Activity 2: Linguistic Analysis (15 minutes)

  1. For each sentence type, identify the primary attention pattern
  2. Document which token pairs have strong connections
  3. Hypothesize why these patterns help language understanding

Discussion Questions

  1. Why does the "it" token need to attend to "cat" to generate correct text?
  2. How does attention help models understand long-range dependencies?
  3. What happens when multiple valid referents exist for a pronoun?

References

  1. Vaswani, A., et al. (2017). Attention Is All You Need. NeurIPS.
  2. Clark, K., et al. (2019). What Does BERT Look At? ACL Workshop BlackboxNLP.
  3. Vig, J. (2019). A Multiscale Visualization of Attention in the Transformer Model.

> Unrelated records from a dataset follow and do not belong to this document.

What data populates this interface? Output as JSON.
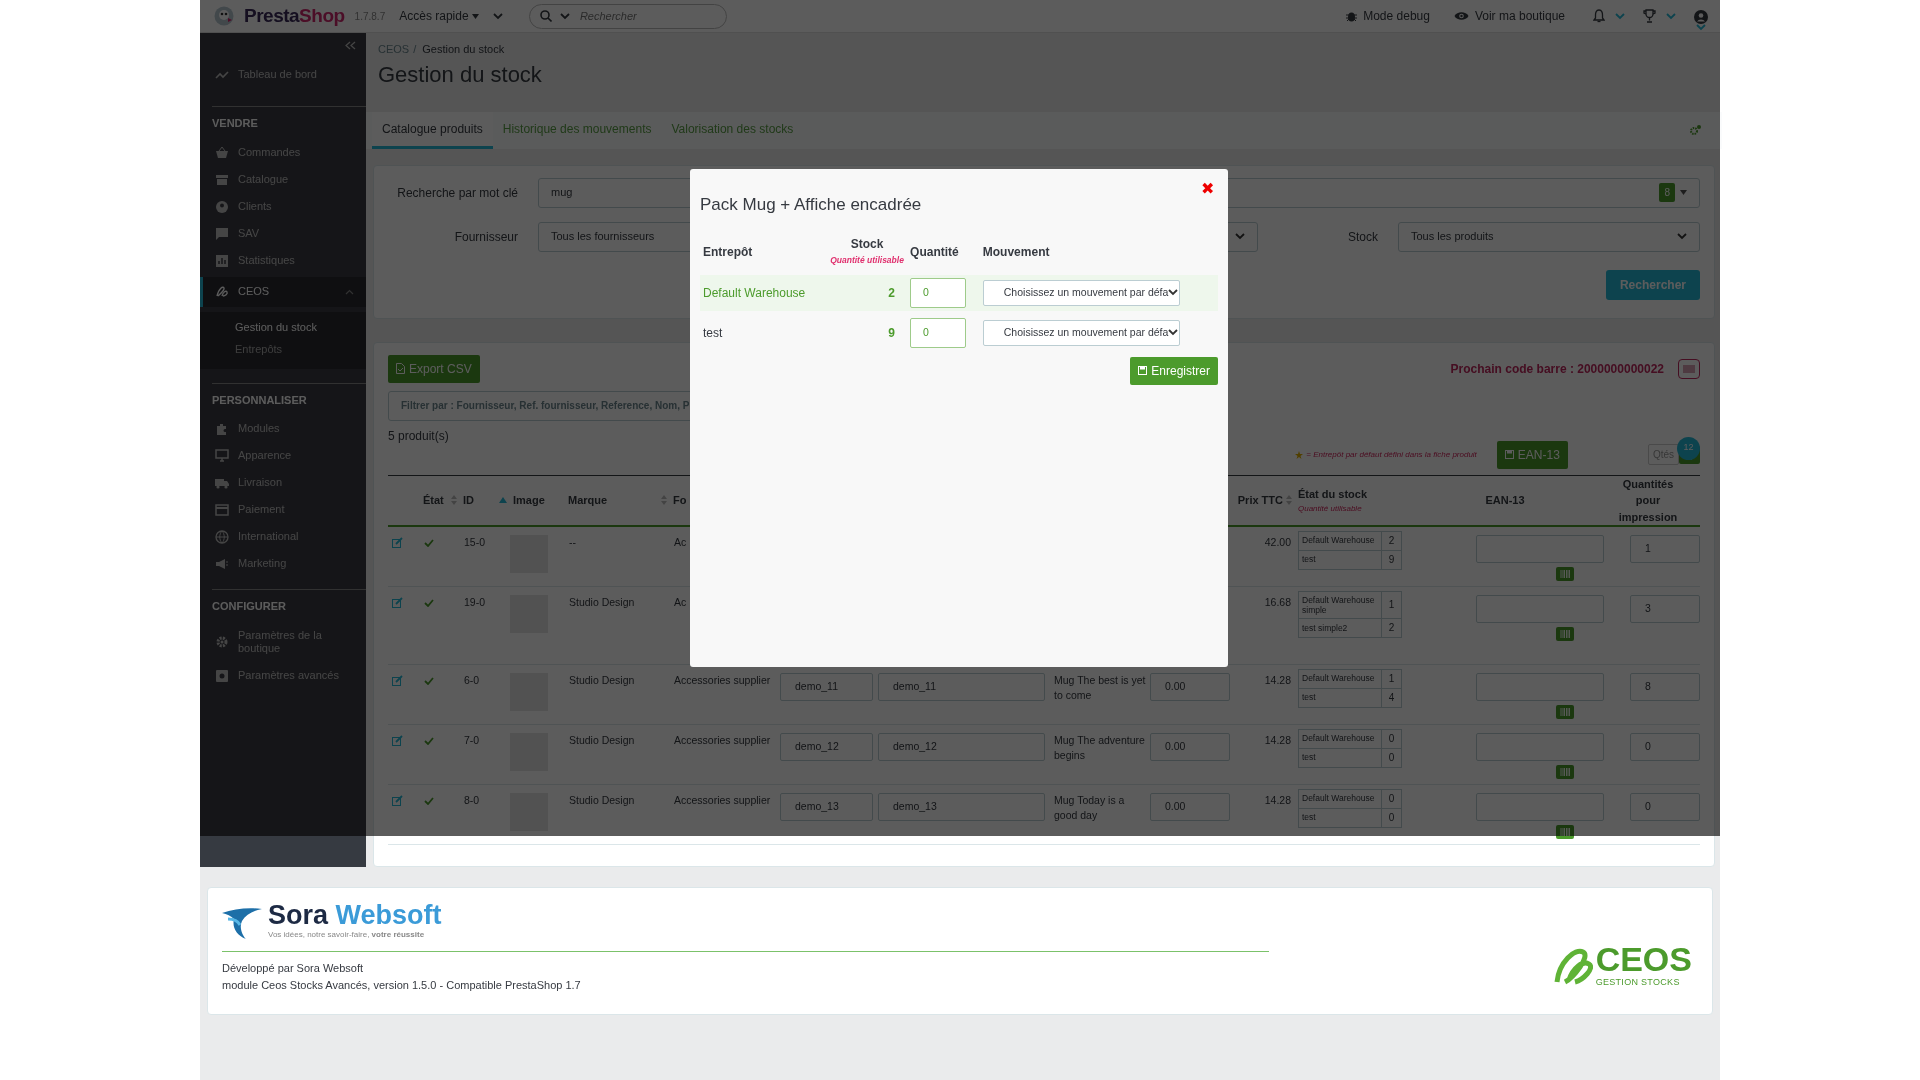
{
  "header": {
    "logo": {
      "first": "Presta",
      "second": "Shop"
    },
    "version": "1.7.8.7",
    "quick_access": "Accès rapide",
    "search_placeholder": "Rechercher",
    "debug": "Mode debug",
    "view_shop": "Voir ma boutique"
  },
  "sidebar": {
    "dashboard": "Tableau de bord",
    "sections": [
      {
        "title": "VENDRE",
        "items": [
          {
            "label": "Commandes",
            "selected": false
          },
          {
            "label": "Catalogue",
            "selected": false
          },
          {
            "label": "Clients",
            "selected": false
          },
          {
            "label": "SAV",
            "selected": false
          },
          {
            "label": "Statistiques",
            "selected": false
          },
          {
            "label": "CEOS",
            "selected": true,
            "expanded": true,
            "children": [
              {
                "label": "Gestion du stock",
                "selected": true
              },
              {
                "label": "Entrepôts",
                "selected": false
              }
            ]
          }
        ]
      },
      {
        "title": "PERSONNALISER",
        "items": [
          {
            "label": "Modules",
            "selected": false
          },
          {
            "label": "Apparence",
            "selected": false
          },
          {
            "label": "Livraison",
            "selected": false
          },
          {
            "label": "Paiement",
            "selected": false
          },
          {
            "label": "International",
            "selected": false
          },
          {
            "label": "Marketing",
            "selected": false
          }
        ]
      },
      {
        "title": "CONFIGURER",
        "items": [
          {
            "label": "Paramètres de la boutique",
            "selected": false
          },
          {
            "label": "Paramètres avancés",
            "selected": false
          }
        ]
      }
    ]
  },
  "breadcrumb": [
    "CEOS",
    "Gestion du stock"
  ],
  "breadcrumb_separator": "/",
  "title": "Gestion du stock",
  "tabs": [
    {
      "label": "Catalogue produits",
      "selected": true
    },
    {
      "label": "Historique des mouvements",
      "selected": false
    },
    {
      "label": "Valorisation des stocks",
      "selected": false
    }
  ],
  "filters": {
    "keyword_label": "Recherche par mot clé",
    "keyword_value": "mug",
    "keyword_count": "8",
    "supplier_label": "Fournisseur",
    "supplier_value": "Tous les fournisseurs",
    "stock_label": "Stock",
    "stock_value": "Tous les produits",
    "search_button": "Rechercher"
  },
  "products": {
    "export_button": "Export CSV",
    "next_barcode": "Prochain code barre : 2000000000022",
    "filter_placeholder": "Filtrer par : Fournisseur, Ref. fournisseur, Reference, Nom, P",
    "count": "5 produit(s)",
    "legend": "= Entrepôt par défaut défini dans la fiche produit",
    "ean_button": "EAN-13",
    "qty_button": "Qtés",
    "badge": "12",
    "columns": [
      {
        "label": "État",
        "sortable": true,
        "sorted": false
      },
      {
        "label": "ID",
        "sortable": true,
        "sorted": true
      },
      {
        "label": "Image"
      },
      {
        "label": "Marque",
        "sortable": true,
        "sorted": false
      },
      {
        "label": "Fo"
      },
      {
        "label": "Prix TTC",
        "sortable": true,
        "sorted": false
      },
      {
        "label": "État du stock",
        "sub": "Quantité utilisable"
      },
      {
        "label": "EAN-13"
      },
      {
        "label": "Quantités pour impression"
      }
    ],
    "rows": [
      {
        "active": true,
        "id": "15-0",
        "brand": "--",
        "supplier": "Ac",
        "price": "42.00",
        "stock": [
          {
            "warehouse": "Default Warehouse",
            "qty": "2"
          },
          {
            "warehouse": "test",
            "qty": "9"
          }
        ],
        "print_qty": "1"
      },
      {
        "active": true,
        "id": "19-0",
        "brand": "Studio Design",
        "supplier": "Ac",
        "price": "16.68",
        "stock": [
          {
            "warehouse": "Default Warehouse simple",
            "qty": "1"
          },
          {
            "warehouse": "test simple2",
            "qty": "2"
          }
        ],
        "print_qty": "3"
      },
      {
        "active": true,
        "id": "6-0",
        "brand": "Studio Design",
        "supplier": "Accessories supplier",
        "ref_1": "demo_11",
        "ref_2": "demo_11",
        "name": "Mug The best is yet to come",
        "cost": "0.00",
        "price": "14.28",
        "stock": [
          {
            "warehouse": "Default Warehouse",
            "qty": "1"
          },
          {
            "warehouse": "test",
            "qty": "4"
          }
        ],
        "print_qty": "8"
      },
      {
        "active": true,
        "id": "7-0",
        "brand": "Studio Design",
        "supplier": "Accessories supplier",
        "ref_1": "demo_12",
        "ref_2": "demo_12",
        "name": "Mug The adventure begins",
        "cost": "0.00",
        "price": "14.28",
        "stock": [
          {
            "warehouse": "Default Warehouse",
            "qty": "0"
          },
          {
            "warehouse": "test",
            "qty": "0"
          }
        ],
        "print_qty": "0"
      },
      {
        "active": true,
        "id": "8-0",
        "brand": "Studio Design",
        "supplier": "Accessories supplier",
        "ref_1": "demo_13",
        "ref_2": "demo_13",
        "name": "Mug Today is a good day",
        "cost": "0.00",
        "price": "14.28",
        "stock": [
          {
            "warehouse": "Default Warehouse",
            "qty": "0"
          },
          {
            "warehouse": "test",
            "qty": "0"
          }
        ],
        "print_qty": "0"
      }
    ]
  },
  "modal": {
    "title": "Pack Mug + Affiche encadrée",
    "close": "✖",
    "columns": {
      "warehouse": "Entrepôt",
      "stock": "Stock",
      "stock_sub": "Quantité utilisable",
      "quantity": "Quantité",
      "movement": "Mouvement"
    },
    "rows": [
      {
        "warehouse": "Default Warehouse",
        "default": true,
        "stock": "2",
        "quantity": "0",
        "movement": "Choisissez un mouvement par défa"
      },
      {
        "warehouse": "test",
        "default": false,
        "stock": "9",
        "quantity": "0",
        "movement": "Choisissez un mouvement par défa"
      }
    ],
    "save_button": "Enregistrer"
  },
  "footer": {
    "brand_first": "Sora",
    "brand_second": "Websoft",
    "tagline": "Vos idées, notre savoir-faire, **votre réussite**",
    "developer": "Développé par Sora Websoft",
    "module": "module Ceos Stocks Avancés, version 1.5.0 - Compatible PrestaShop 1.7",
    "ceos_logo": "CEOS",
    "ceos_sub": "GESTION STOCKS"
  }
}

ACL Demo.

Self-Assessment Quiz

Test your understanding of the self-attention mechanism.

Question 1: What is the primary purpose of self-attention in transformer models?

  1. To reduce the size of the model
  2. To capture relationships and context between all tokens in a sequence
  3. To make the model run faster
  4. To save memory during training
Answer

B) To capture relationships and context between all tokens in a sequence - Self-attention allows each token to "attend to" all other tokens, learning which words are most relevant for understanding each position in the text.

Question 2: In the attention matrix visualization, what do the rows and columns represent?

  1. Rows are inputs, columns are outputs
  2. Rows are the "from" tokens (doing the attending), columns are the "to" tokens (being attended)
  3. Rows are layers, columns are neurons
  4. Rows are words, columns are letters
Answer

B) Rows are the "from" tokens (doing the attending), columns are the "to" tokens (being attended) - Each cell shows how much attention one token pays to another, with darker colors indicating stronger attention.

Question 3: What are the three learned projections used in self-attention?

  1. Input, Output, and Hidden
  2. Query (Q), Key (K), and Value (V)
  3. Forward, Backward, and Lateral
  4. Beginning, Middle, and End
Answer

B) Query (Q), Key (K), and Value (V) - Each token is projected into Query ("what am I looking for?"), Key ("what do I contain?"), and Value ("what information do I provide?") representations.

Question 4: Why does the pronoun "it" typically show high attention to its referent (like "cat" in "The cat sat because it was tired")?

  1. Random chance
  2. The model needs to understand what "it" refers to in order to generate contextually appropriate text
  3. Pronouns always attend to the first noun
  4. Attention is alphabetical
Answer

B) The model needs to understand what "it" refers to in order to generate contextually appropriate text - Self-attention learns to connect pronouns with their referents because this relationship is crucial for understanding and generating coherent language.

Question 5: Why is self-attention considered a breakthrough for processing sequences?

  1. It is cheaper than previous methods
  2. It allows direct connections between any positions, solving the long-range dependency problem
  3. It requires less training data
  4. It only works on English text
Answer

B) It allows direct connections between any positions, solving the long-range dependency problem - Unlike recurrent networks that must pass information step-by-step, self-attention creates direct connections between all positions, enabling effective modeling of relationships across long sequences.